What the government is asking us to do through this budget is to provide funds, the $5 million or so, that start the ball rolling. So the decision we are being asked to make today is not just a $5 million decision that goes into this budget; it is a multibillion-dollar decision and it is going to have a massive impact on the ability of this jurisdiction to do a lot of things, because there is a cost benefit to this. If there is a benefit to light rail then the reality is that if we are spending billions of dollars, hundreds of millions of dollars, it means we cannot spend that money on other things.

In a comparison of what the priority is for this community and where the taxpayers’ money should be spent, this is a pretty big decision. In fact, it is probably one of the biggest decisions this Assembly has ever been called on to make. The concern that we on this side of the Assembly have is that the case has not been made. Is it the right decision or not? I am convinced that the case has not been made.

I am not the only one that thinks this. Infrastructure Australia agree with that. They are experts when it comes to these matters. When they looked at the government’s proposal, they have been dismissive. They have said that the case has not been made. So Infrastructure Australia say that but we are being asked to sign away billions of dollars, potentially, of taxpayers’ money on a case that has not been made.

Why are we being asked to do this, because it does seem extraordinary? It is quite clear that the decision on light rail was a political decision.
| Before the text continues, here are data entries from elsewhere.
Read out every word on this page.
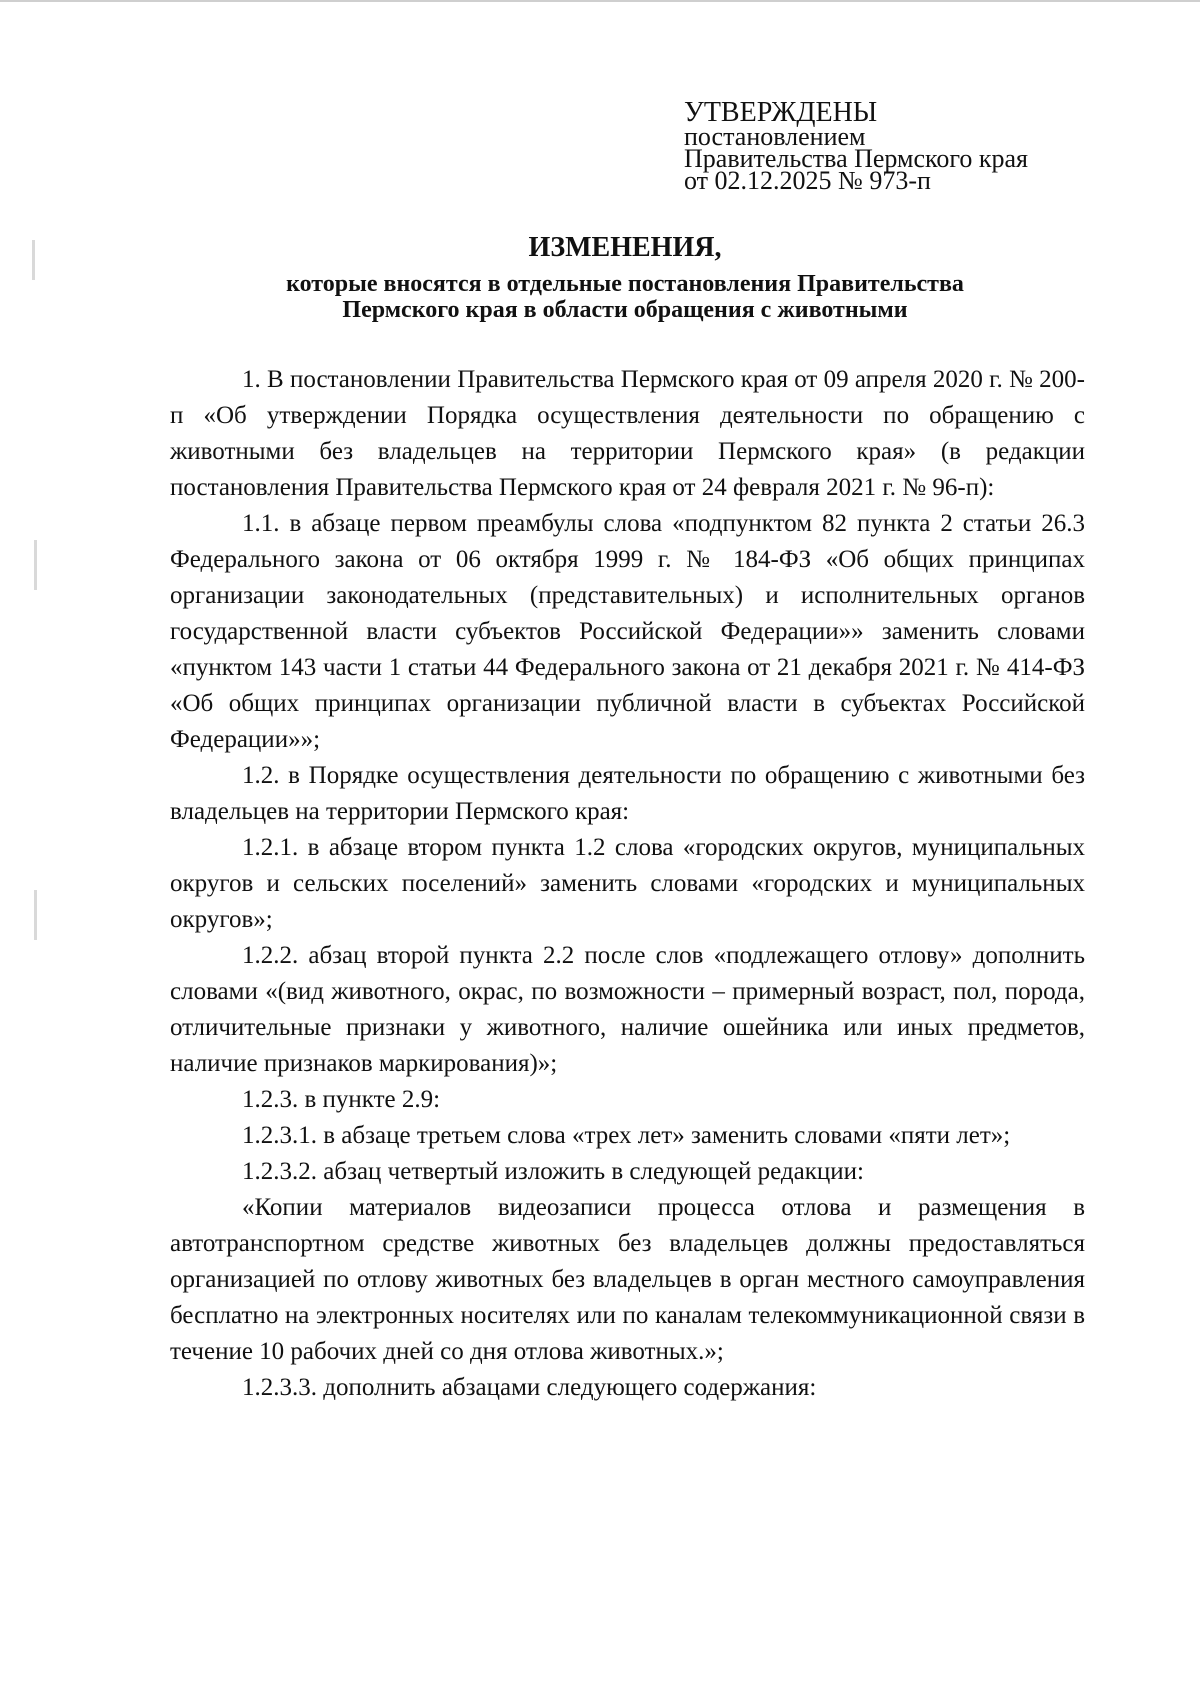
УТВЕРЖДЕНЫ
постановлением
Правительства Пермского края
от 02.12.2025 № 973-п
ИЗМЕНЕНИЯ,
которые вносятся в отдельные постановления Правительства
Пермского края в области обращения с животными

1. В постановлении Правительства Пермского края от 09 апреля 2020 г. № 200-п «Об утверждении Порядка осуществления деятельности по обращению с животными без владельцев на территории Пермского края» (в редакции постановления Правительства Пермского края от 24 февраля 2021 г. № 96-п):

1.1. в абзаце первом преамбулы слова «подпунктом 82 пункта 2 статьи 26.3 Федерального закона от 06 октября 1999 г. № 184-ФЗ «Об общих принципах организации законодательных (представительных) и исполнительных органов государственной власти субъектов Российской Федерации»» заменить словами «пунктом 143 части 1 статьи 44 Федерального закона от 21 декабря 2021 г. № 414-ФЗ «Об общих принципах организации публичной власти в субъектах Российской Федерации»»;

1.2. в Порядке осуществления деятельности по обращению с животными без владельцев на территории Пермского края:

1.2.1. в абзаце втором пункта 1.2 слова «городских округов, муниципальных округов и сельских поселений» заменить словами «городских и муниципальных округов»;

1.2.2. абзац второй пункта 2.2 после слов «подлежащего отлову» дополнить словами «(вид животного, окрас, по возможности – примерный возраст, пол, порода, отличительные признаки у животного, наличие ошейника или иных предметов, наличие признаков маркирования)»;

1.2.3. в пункте 2.9:

1.2.3.1. в абзаце третьем слова «трех лет» заменить словами «пяти лет»;

1.2.3.2. абзац четвертый изложить в следующей редакции:

«Копии материалов видеозаписи процесса отлова и размещения в автотранспортном средстве животных без владельцев должны предоставляться организацией по отлову животных без владельцев в орган местного самоуправления бесплатно на электронных носителях или по каналам телекоммуникационной связи в течение 10 рабочих дней со дня отлова животных.»;

1.2.3.3. дополнить абзацами следующего содержания:
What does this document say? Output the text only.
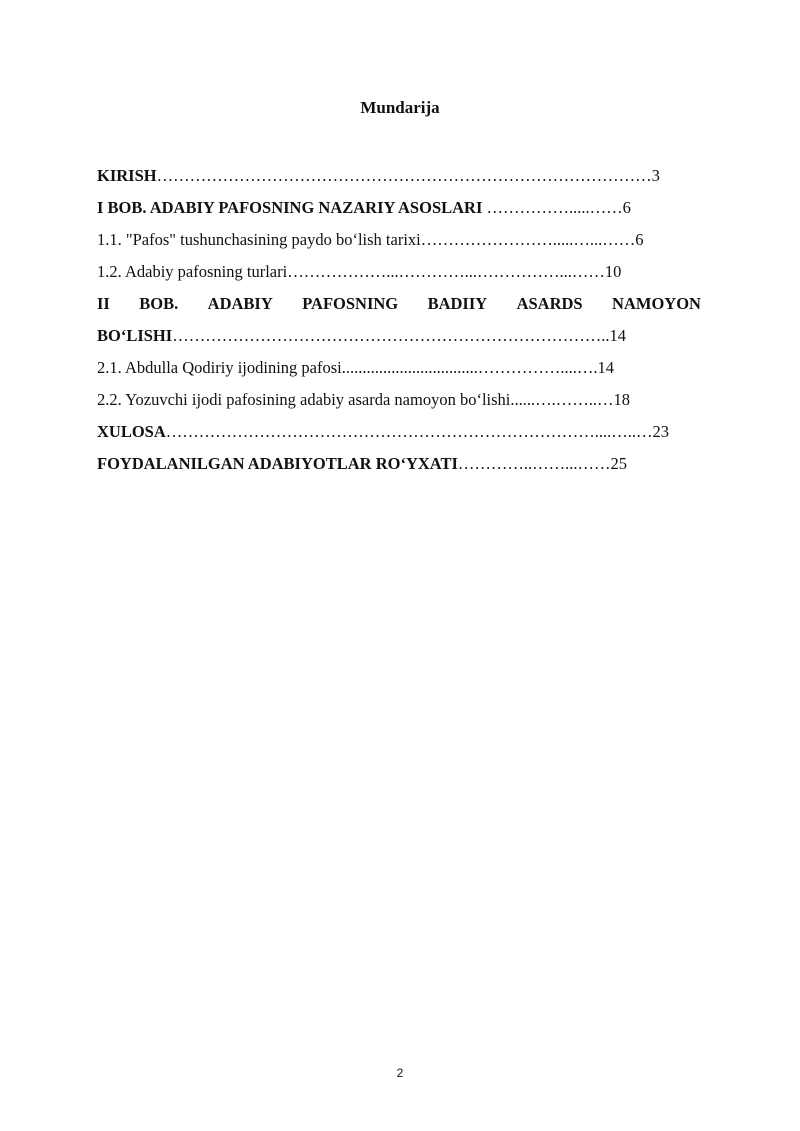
Mundarija
KIRISH………………………………………………………………………………3
I BOB. ADABIY PAFOSNING NAZARIY ASOSLARI …………….....……6
1.1. "Pafos" tushunchasining paydo bo‘lish tarixi…………………….....…...……6
1.2. Adabiy pafosning turlari………………...…………...……………...……10
II BOB. ADABIY PAFOSNING BADIIY ASARDS NAMOYON
BO‘LISHI……………………………………………………………………..14
2.1. Abdulla Qodiriy ijodining pafosi.................................……………....….14
2.2. Yozuvchi ijodi pafosining adabiy asarda namoyon bo‘lishi......….……..…18
XULOSA……………………………………………………………………....…..…23
FOYDALANILGAN ADABIYOTLAR RO‘YXATI…………..……...……25
2
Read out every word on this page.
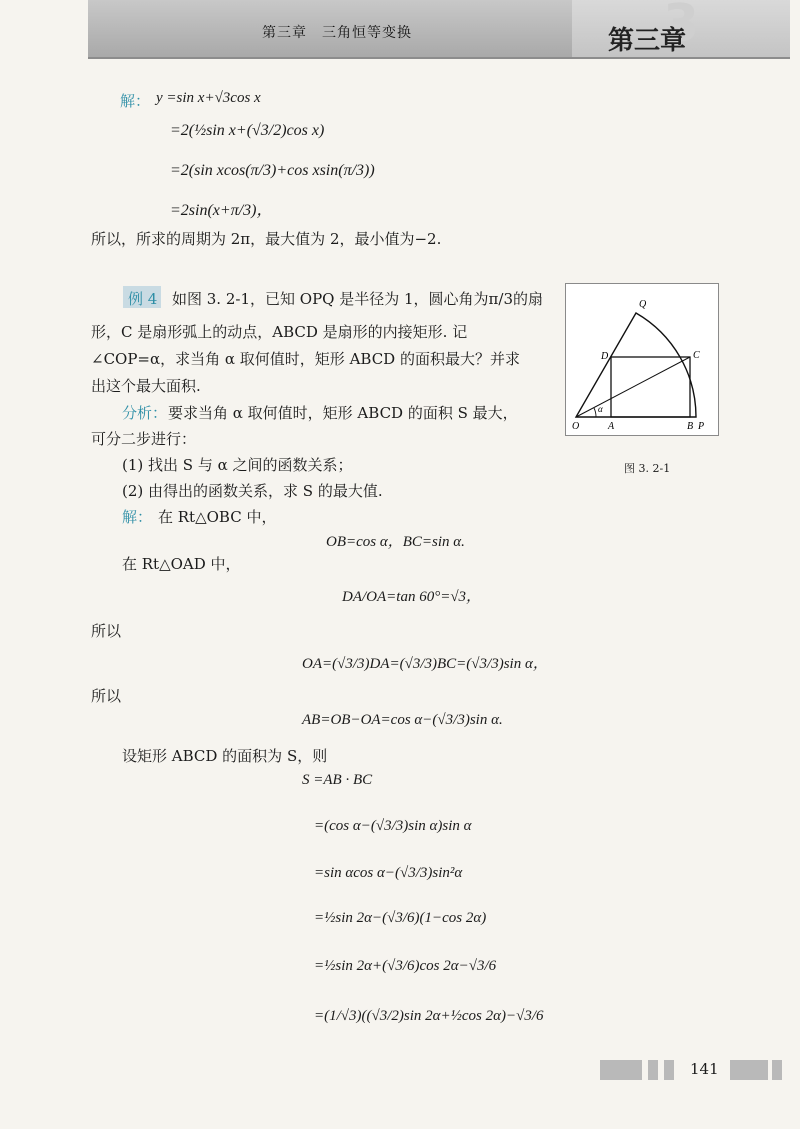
第三章　三角恒等变换	3
第三章
解： y =sin x+√3cos x
=2(½sin x+(√3/2)cos x)
=2(sin xcos(π/3)+cos xsin(π/3))
=2sin(x+π/3)，
所以，所求的周期为 2π，最大值为 2，最小值为−2.
例 4 如图 3. 2-1，已知 OPQ 是半径为 1，圆心角为π/3的扇
形，C 是扇形弧上的动点，ABCD 是扇形的内接矩形. 记
∠COP=α，求当角 α 取何值时，矩形 ABCD 的面积最大？并求
出这个最大面积.
分析： 要求当角 α 取何值时，矩形 ABCD 的面积 S 最大，
可分二步进行：
(1) 找出 S 与 α 之间的函数关系；
(2) 由得出的函数关系，求 S 的最大值.
解： 在 Rt△OBC 中，
OB=cos α，BC=sin α.
在 Rt△OAD 中，
DA/OA=tan 60°=√3，
所以
OA=(√3/3)DA=(√3/3)BC=(√3/3)sin α，
所以
AB=OB−OA=cos α−(√3/3)sin α.
设矩形 ABCD 的面积为 S，则
S =AB · BC
=(cos α−(√3/3)sin α)sin α
=sin αcos α−(√3/3)sin²α
=½sin 2α−(√3/6)(1−cos 2α)
=½sin 2α+(√3/6)cos 2α−√3/6
=(1/√3)((√3/2)sin 2α+½cos 2α)−√3/6
α
Q
D	C
O	A	B P
图 3. 2-1
141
For many years the Labor Party resisted it—and probably rightly, because they looked at the evidence and at the policy and they said, “No, this isn’t viable; the way to go is buses.” And that was a longstanding position of the Labor Party.

But the politics changed. We had the advent of the Greens and parliamentary agreements and, with the bleeding of votes to the left, there was the Labor Party’s desire to fight on the same ground on a range of issues—particularly Minister Corbell—and a political decision was made by the Labor Party.

I do not think that is the right way to do business. There is no great rush for this decision. The analysis needs to be made, the case needs to be put, the evidence needs to be gathered and the community needs to be convinced, and that has not occurred. So it is with great regret that we on this side have been put in a position where decisions are going to need to be made on capital metro that are pre-emptive, driven by the politics, and that is exactly what is happening here.